The grant is part of the first phase of the Human Microbiome Project, a Roadmap initiative of the National Institutes of Health, which will request proposals for sequencing individual bacteria that normally inhabit various parts of the human body as well as metagenomic sequencing of the communities that these bacteria create.

The Roadmap grant adds to ongoing pilot Human Microbiome Projects at the BCM Human Genome Sequencing Center, supported by the National Human Genome Research Institute, one of the National Institutes of Health. Altogether the microbiome activities will produce reference sequences for 150 bacteria and sample the communities from the gut, vagina, skin, mouth and nose.

"The Human Microbiome Project seeks to describe the microbial community that colonizes you," said Dr. George Weinstock, co-director of the BCM Human Genome Sequencing Center and principal investigator of its bacterial sequencing activity. "It also seeks to understand how this community changes and correlate those changes with health, disease and new opportunities for early diagnosis."

The project also provides opportunities for new treatments and therapies that are either preventive or reactive to disease, said Weinstock, who has been a leader in developing this research area.

"That's the whole idea of probiotics – manipulating your microbial communities," he said. The studies could lead to new understanding of a host of diseases – even some kinds of cancers.
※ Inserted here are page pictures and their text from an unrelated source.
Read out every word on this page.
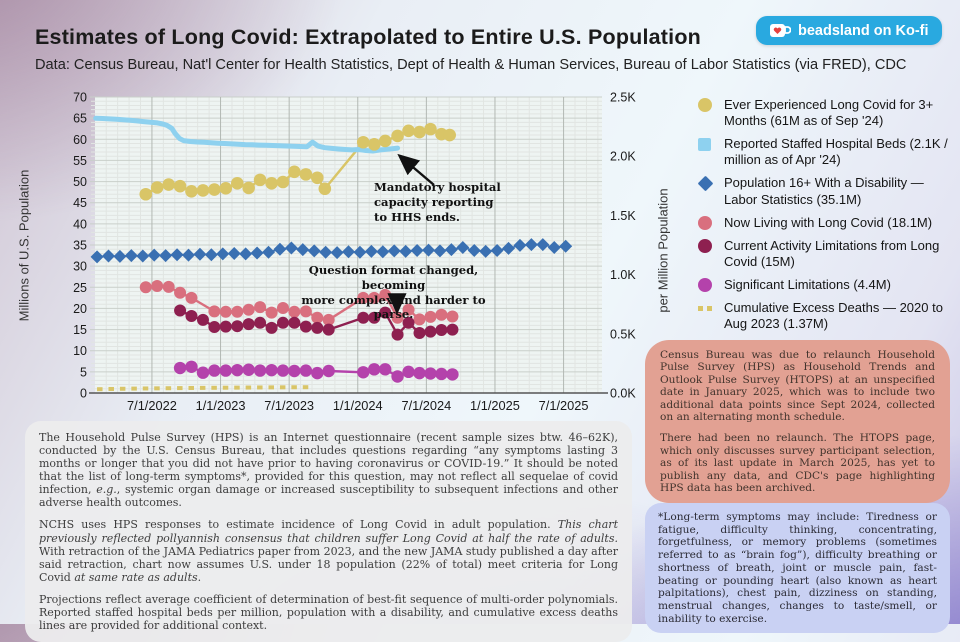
0
5
10
15
20
25
30
35
40
45
50
55
60
65
70
0.0K
0.5K
1.0K
1.5K
2.0K
2.5K
7/1/2022 1/1/2023 7/1/2023 1/1/2024 7/1/2024 1/1/2025 7/1/2025
Estimates of Long Covid: Extrapolated to Entire U.S. Population
Data: Census Bureau, Nat'l Center for Health Statistics, Dept of Health & Human Services, Bureau of Labor Statistics (via FRED), CDC
beadsland on Ko-fi
Millions of U.S. Population	per Million Population
Ever Experienced Long Covid for 3+ Months (61M as of Sep '24)
Reported Staffed Hospital Beds (2.1K / million as of Apr '24)
Population 16+ With a Disability — Labor Statistics (35.1M)
Now Living with Long Covid (18.1M)
Current Activity Limitations from Long Covid (15M)
Significant Limitations (4.4M)
Cumulative Excess Deaths — 2020 to Aug 2023 (1.37M)
Mandatory hospital
capacity reporting
to HHS ends.
Question format changed, becoming
more complex and harder to parse.

The Household Pulse Survey (HPS) is an Internet questionnaire (recent sample sizes btw. 46–62K), conducted by the U.S. Census Bureau, that includes questions regarding “any symptoms lasting 3 months or longer that you did not have prior to having coronavirus or COVID-19.” It should be noted that the list of long-term symptoms*, provided for this question, may not reflect all sequelae of covid infection, e.g., systemic organ damage or increased susceptibility to subsequent infections and other adverse health outcomes.

NCHS uses HPS responses to estimate incidence of Long Covid in adult population. This chart previously reflected pollyannish consensus that children suffer Long Covid at half the rate of adults. With retraction of the JAMA Pediatrics paper from 2023, and the new JAMA study published a day after said retraction, chart now assumes U.S. under 18 population (22% of total) meet criteria for Long Covid at same rate as adults.

Projections reflect average coefficient of determination of best-fit sequence of multi-order polynomials. Reported staffed hospital beds per million, population with a disability, and cumulative excess deaths lines are provided for additional context.

Census Bureau was due to relaunch Household Pulse Survey (HPS) as Household Trends and Outlook Pulse Survey (HTOPS) at an unspecified date in January 2025, which was to include two additional data points since Sept 2024, collected on an alternating month schedule.

There had been no relaunch. The HTOPS page, which only discusses survey participant selection, as of its last update in March 2025, has yet to publish any data, and CDC's page highlighting HPS data has been archived.

*Long-term symptoms may include: Tiredness or fatigue, difficulty thinking, concentrating, forgetfulness, or memory problems (sometimes referred to as “brain fog”), difficulty breathing or shortness of breath, joint or muscle pain, fast-beating or pounding heart (also known as heart palpitations), chest pain, dizziness on standing, menstrual changes, changes to taste/smell, or inability to exercise.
In many ways, the Human Microbiome Project is more ambitious than the Human Genome Project was at the beginning.

"Next generation DNA sequencing technology, which enables us to produce genetic sequences quickly and accurately, has finally reached a state where such a large project is possible," said Dr. Richard Gibbs, director of the BCM Human Genome Sequencing Center.

The effort will start with determining the genetic sequence of various bacteria that colonize humans, he said. Then researchers plan to look for variation among individuals and populations.

"Are there different types or combinations?" said Weinstock. "Is there one type of flora in this group of people and another in a different group?"

Then the project will transition into metagenomics – determining the genetic sequence of communities of bacteria that colonize human beings.

"We are colonized by thousands of species of bacteria," said Weinstock. "There are only 20,000 or so genes in my genome and all my cells have the same genes. Each bacterium has on the order of 1,000 genes, but there are thousands of species of bacteria and each has different genes. That means there are millions of bacterial genes in you. Collectively, they are a metagenome. You carry them with you, and the activity of their genes affects you. We want to do the DNA sequencing on the community itself."

"One of the major selective forces in all evolution has been micro-organisms," said Weinstock. "Nothing has happened in evolution that didn't have microbes crawling all over it."